A escasos veinte minutos de camino, reaccioné alertado
ante un grito de Iván: "¡Acá está un búho!". Me acerqué para
verificar el avistamiento. Al llegar al sitio, Iván me indicó el lugar donde se
encontraba: en las ramas de un pequeño árbol de roble casi sin hojas, bajo unas
bromelias, se camuflaba un ave. Me apresuré con curiosidad: mi pecho se agitó cuando
a través de los prismáticos, pude reconocer las marcas de campo y supe de
inmediato que habíamos encontrado a la “Lechucita Llanera” (Athene
Cunicularia), sin duda alguna, una sorpresa extraordinaria que jamás hubiéramos
imaginado, puesto que este búho solo había sido avistado una sola vez en el
país, en el año de 1931. ¡No podía creerlo! que casi un siglo después lo
tuviera frente a mis ojos. Lo aprecié con una euforia apenas contenida y lo documenté.
Después, extasiados, proseguimos el camino.
En nuestra naturaleza humana existe una sensación inexplicable que nos hace creer que hay bajas probabilidades de que dos eventos extraordinarios pueden suceder en un mismo día: acabábamos de ser testigos de un hecho histórico al ver y documentar la “Lechucita Llanera”; ninguna otra persona en Honduras lo había logrado; sin duda era uno de los mayores regalos de la vida, ¿Sería posible encontrar al Búho de Ojos Dorados?
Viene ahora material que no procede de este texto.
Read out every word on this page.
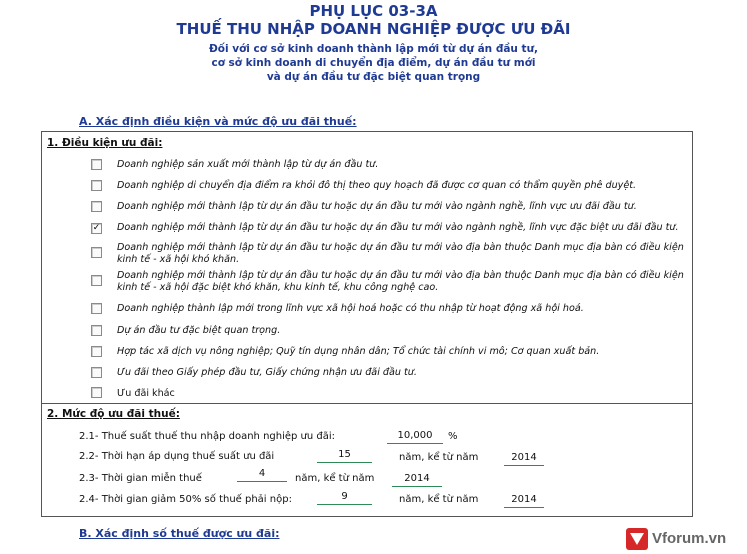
PHỤ LỤC 03-3A
THUẾ THU NHẬP DOANH NGHIỆP ĐƯỢC ƯU ĐÃI
Đối với cơ sở kinh doanh thành lập mới từ dự án đầu tư,
cơ sở kinh doanh di chuyển địa điểm, dự án đầu tư mới
và dự án đầu tư đặc biệt quan trọng
A. Xác định điều kiện và mức độ ưu đãi thuế:
1. Điều kiện ưu đãi:
Doanh nghiệp sản xuất mới thành lập từ dự án đầu tư.
Doanh nghiệp di chuyển địa điểm ra khỏi đô thị theo quy hoạch đã được cơ quan có thẩm quyền phê duyệt.
Doanh nghiệp mới thành lập từ dự án đầu tư hoặc dự án đầu tư mới vào ngành nghề, lĩnh vực ưu đãi đầu tư.
✓ Doanh nghiệp mới thành lập từ dự án đầu tư hoặc dự án đầu tư mới vào ngành nghề, lĩnh vực đặc biệt ưu đãi đầu tư.
Doanh nghiệp mới thành lập từ dự án đầu tư hoặc dự án đầu tư mới vào địa bàn thuộc Danh mục địa bàn có điều kiện kinh tế - xã hội khó khăn.
Doanh nghiệp mới thành lập từ dự án đầu tư hoặc dự án đầu tư mới vào địa bàn thuộc Danh mục địa bàn có điều kiện kinh tế - xã hội đặc biệt khó khăn, khu kinh tế, khu công nghệ cao.
Doanh nghiệp thành lập mới trong lĩnh vực xã hội hoá hoặc có thu nhập từ hoạt động xã hội hoá.
Dự án đầu tư đặc biệt quan trọng.
Hợp tác xã dịch vụ nông nghiệp; Quỹ tín dụng nhân dân; Tổ chức tài chính vi mô; Cơ quan xuất bản.
Ưu đãi theo Giấy phép đầu tư, Giấy chứng nhận ưu đãi đầu tư.
Ưu đãi khác
2. Mức độ ưu đãi thuế:
2.1- Thuế suất thuế thu nhập doanh nghiệp ưu đãi:	10,000	%
2.2- Thời hạn áp dụng thuế suất ưu đãi	15	năm, kể từ năm	2014
2.3- Thời gian miễn thuế	4	năm, kể từ năm	2014
2.4- Thời gian giảm 50% số thuế phải nộp:	9	năm, kể từ năm	2014
B. Xác định số thuế được ưu đãi:	Vforum.vn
Luego de seis horas de caminar, llegamos al campamento;
justo a esa hora en la que no se sabe diferenciar donde termina el día e inicia
la noche y se escuchan los cantos melancólicos de las aves que se pierden entre
los indescifrables misterios. Al terminar de descansar, decidí realizar el
primer recorrido árboles adentro; busqué mis linternas y centré la búsqueda calculando
un kilómetro en ambos flancos del campamento. Desde mi teléfono celular,
comencé a reproducir la grabación del canto del Búho de Ojos Dorados con la
esperanza de obtener respuesta. Sin éxito decidí regresar al campamento. Poco a
poco, nos acercamos a la fogata para comer y conversar. Luego salí otra vez en
busca del huidizo búho. El reloj marcaba las ocho y veinticinco de una noche estrellada
y silenciosa. Decidí realizar los mismos recorridos de la búsqueda anterior
esperando quince minutos en cada lugar donde reproducía el sonido del canto del
búho desde mi teléfono celular.
Avanzaba la noche, hacía frío, la temperatura estaba a
diez grados centígrados. Vi de nuevo la hora, eran las nueve y treinta de la
noche. Un poco desilusionado decidí esperar los últimos quince minutos antes de
irme a dormir. De repente me pareció escuchar un canto similar al que durante
años había estado buscando. Había sido muy leve y apenas duró unas centésimas
de segundo. Pensé que no era real, que otra vez el búho cantaba sólo en el bosque
de mi memoria, donde vivía sin que yo lo pudiera ver; sin embargo, me acerqué
al lugar de donde imaginaba que provenía el canto. Guardé un silencio respetuoso
y por primera vez lo escuché: era un canto real, sin duda alguna era la
“canción” que durante tanto tiempo yo alucinaba escuchar.
Salí corriendo al campamento. Busqué a mi hermano Iván
y le dije “¡Lo escuché! ¡Tenés que ayudarme con la linterna!". Regresamos
al lugar. En ese momento lo más importante era fotografiarlo o hacer un video.
El canto era tenue y leve entre los gigantescos árboles. Durante varios minutos
intentamos avistarlo, pero fue imposible. Nos trasladamos a un lugar donde el
bosque era más bajo, y nuevamente reproduje su canto con el teléfono celular… unos
segundos después, lo escuchamos sobre nuestras cabezas.
Mi hermano Iván dirigió la luz de la linterna en
dirección del canto y por primera vez en nuestras vidas vimos su silueta entre las
ramas: las plumas claras de su pecho lo hacían notar perfectamente, al fin pude
ver sus enormes ojos dorados y sentí cuando nuestras miradas se encontraron
después de tantos años de buscarnos.